What would happen if I swallowed a large ball bearing before having an MRI?

The magnet for an MRI scanner makes up the large bulk of its price. The rest is actually pretty cheap. Little more than the patient handling gear (much the same as used on any X-Ray machine) some RF gear and compute. Years ago the compute was pretty expensive, you need to do a lot of FFTs, but by modern standards, trivial.

The big problem with the OP’s question is that it is a quite difficult problem to calculate. In principle all we need is the mass of the ball bearing, the distance from the magnet, the magnet’s strength, and its geometry. The equations for calculating the force on the ball bearing have been known for centuries. But they are not trivial. The main issue being that magnets are dipoles, and thus messy. If the question were “what is the force due to gravity on the ball bearing” it would be easy. Mass of ball, mass of MRI unit, distance, high school physics.

However, this picture might give a pretty good idea of what to expect.
http://www.hospitalmanagement.net/features/feature51496/feature51496-3.html

The point I have been laboring to make is that vibration of metallic objects in the oscillating field of the MRI machine is not the only concern; the video served to demonstrate that there is a large, non-oscillating force component that bears consideration. Whether the force on an ingested ball bearing is large enough to cause internal injury is still unknown, but I don’t think the question can be summarily dismissed.

“large amounts?” “all the time?” I’m curious for a cite that supports these assertions.

I hold in my hand a steel ball, 3/4" in diameter, which I would guess is about as large a someone would feel safe trying to swallow. It weighs 28.5 grams, or 1.01 oz.
Can someone take the next step in estimating what the force would be on a ball this size?

That’s why the suggestion to find one that’s about to be decommed. Causing a quench would just be a bonus to them.

As for the price of an MRI? Yeah, it’s huge. Not many hospitals own one around here. There’s a mobile 3T scanner that’s leased and shared among three local hospitals. AFAIK, it’s rotated among them - it’s driven from one to another for a week or so at a time, according to a friend who’s got ties to the board of directors for one of the hospitals.

OK, a few things. I was writing hastily (comes from posting at 2am). What you need are the dimensions of the ball and its permiability. So we have those, since it is a sphere, and made of steel. As I noted earlier, steel does not have a constant permiability. It rises with increasing flux density to a maximum that is considerably greater than the permiability at low fluxes, and then slowly diminishes to about 40% of the peak at the point where it saturates. Because we are using such huge field strengths from the main magnet, we need to take this into account. Indeed assuming the maximum value is probably not unreasonable.

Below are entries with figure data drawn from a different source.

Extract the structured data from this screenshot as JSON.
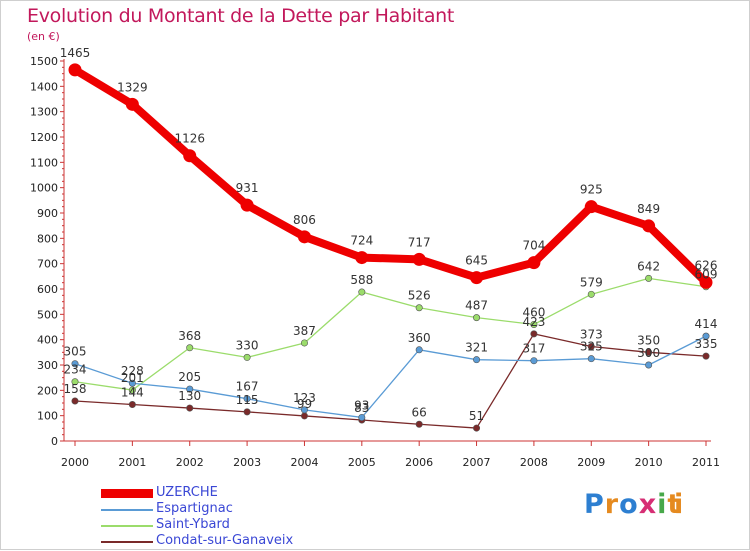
{
  "header": {
    "title": "Evolution du Montant de la Dette par Habitant",
    "subtitle": "(en €)"
  },
  "logo": {
    "text": "Proxiti"
  },
  "chart_data": {
    "type": "line",
    "title": "Evolution du Montant de la Dette par Habitant",
    "ylabel": "(en €)",
    "x": [
      "2000",
      "2001",
      "2002",
      "2003",
      "2004",
      "2005",
      "2006",
      "2007",
      "2008",
      "2009",
      "2010",
      "2011"
    ],
    "ylim": [
      0,
      1500
    ],
    "yticks": [
      0,
      100,
      200,
      300,
      400,
      500,
      600,
      700,
      800,
      900,
      1000,
      1100,
      1200,
      1300,
      1400,
      1500
    ],
    "grid": false,
    "legend_position": "bottom-left",
    "series": [
      {
        "name": "UZERCHE",
        "color": "#ee0000",
        "values": [
          1465,
          1329,
          1126,
          931,
          806,
          724,
          717,
          645,
          704,
          925,
          849,
          626
        ],
        "labels": [
          "1465",
          "1329",
          "1126",
          "931",
          "806",
          "724",
          "717",
          "645",
          "704",
          "925",
          "849",
          "626"
        ]
      },
      {
        "name": "Espartignac",
        "color": "#5a9bd5",
        "values": [
          305,
          228,
          205,
          167,
          123,
          93,
          360,
          321,
          317,
          325,
          300,
          414
        ],
        "labels": [
          "305",
          "228",
          "205",
          "167",
          "123",
          "93",
          "360",
          "321",
          "317",
          "325",
          "300",
          "414"
        ]
      },
      {
        "name": "Saint-Ybard",
        "color": "#9bdc6b",
        "values": [
          234,
          201,
          368,
          330,
          387,
          588,
          526,
          487,
          460,
          579,
          642,
          609
        ],
        "labels": [
          "234",
          "201",
          "368",
          "330",
          "387",
          "588",
          "526",
          "487",
          "460",
          "579",
          "642",
          "609"
        ]
      },
      {
        "name": "Condat-sur-Ganaveix",
        "color": "#7a2a2a",
        "values": [
          158,
          144,
          130,
          115,
          99,
          83,
          66,
          51,
          423,
          373,
          350,
          335
        ],
        "labels": [
          "158",
          "144",
          "130",
          "115",
          "99",
          "83",
          "66",
          "51",
          "423",
          "373",
          "350",
          "335"
        ]
      }
    ]
  }
}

That is the easy bit. The hard bit isn’t the ball, it is the main magnet. The force on the ball is dependant on the magnetic field gradient. If the ball was in a uniform field it would feel no force - you can regard the force as being the ball trying to find a place where the field is uniform. (It is uniform in the middle of the tunnel.) The actual gradient of the field around the magnet is dependant upon its geometry and design. Some MRI magnets are shielded, which significantly changes the gradient. You can’t actually shield the field, but you can direct it so that it stays closer to the physical magnet. This means that at a distance from the magnet the field is of much lower strength, but as you get within a critical distance the gradient is much higher than with an unshielded version. For the case where you had a ball bearing in your stomach the shielded version would be the more dangerous, with a much higher force exerted as you were trundled into the tunnel.

I don’t know how often MRI’s are decommed, but NMR’s aren’t decommed very often, and they are essentially the same thing. Old NMR’s get moved to lower level labs, then to the undergrad labs. I a tually ran one as an undergrad that didn’t require liquid nitrogen. Honest to god, the thing was analogue with a pen that I manually scanned across the frequencies. That thing rocked.

The point is, if an MRI is still functional enough go produce a massive field, there is no reason to decommission it. There are plenty of rural hospitals that would love to get their hands on even a peice of crap MRI.

The economics of MRI and NMR machines would preclude the use of any production unit for this experiment. However, there are probably magnets that could be used for this purpose, or with the coorperation of a manufacturer, a way to test this. But it would seem that the results could be predicted without conducting the experiment, at least to the extent that it could be determined if the ball bearing was either attracted with more than enough force, or nowhere enough force.

Nothing here is convincing me that it is for a magnetic ball bearing. The examples cited are about small light objects and cases where the object is free to accelerate. Of course what do I know? I can’t tell stainless steel from non-stainless.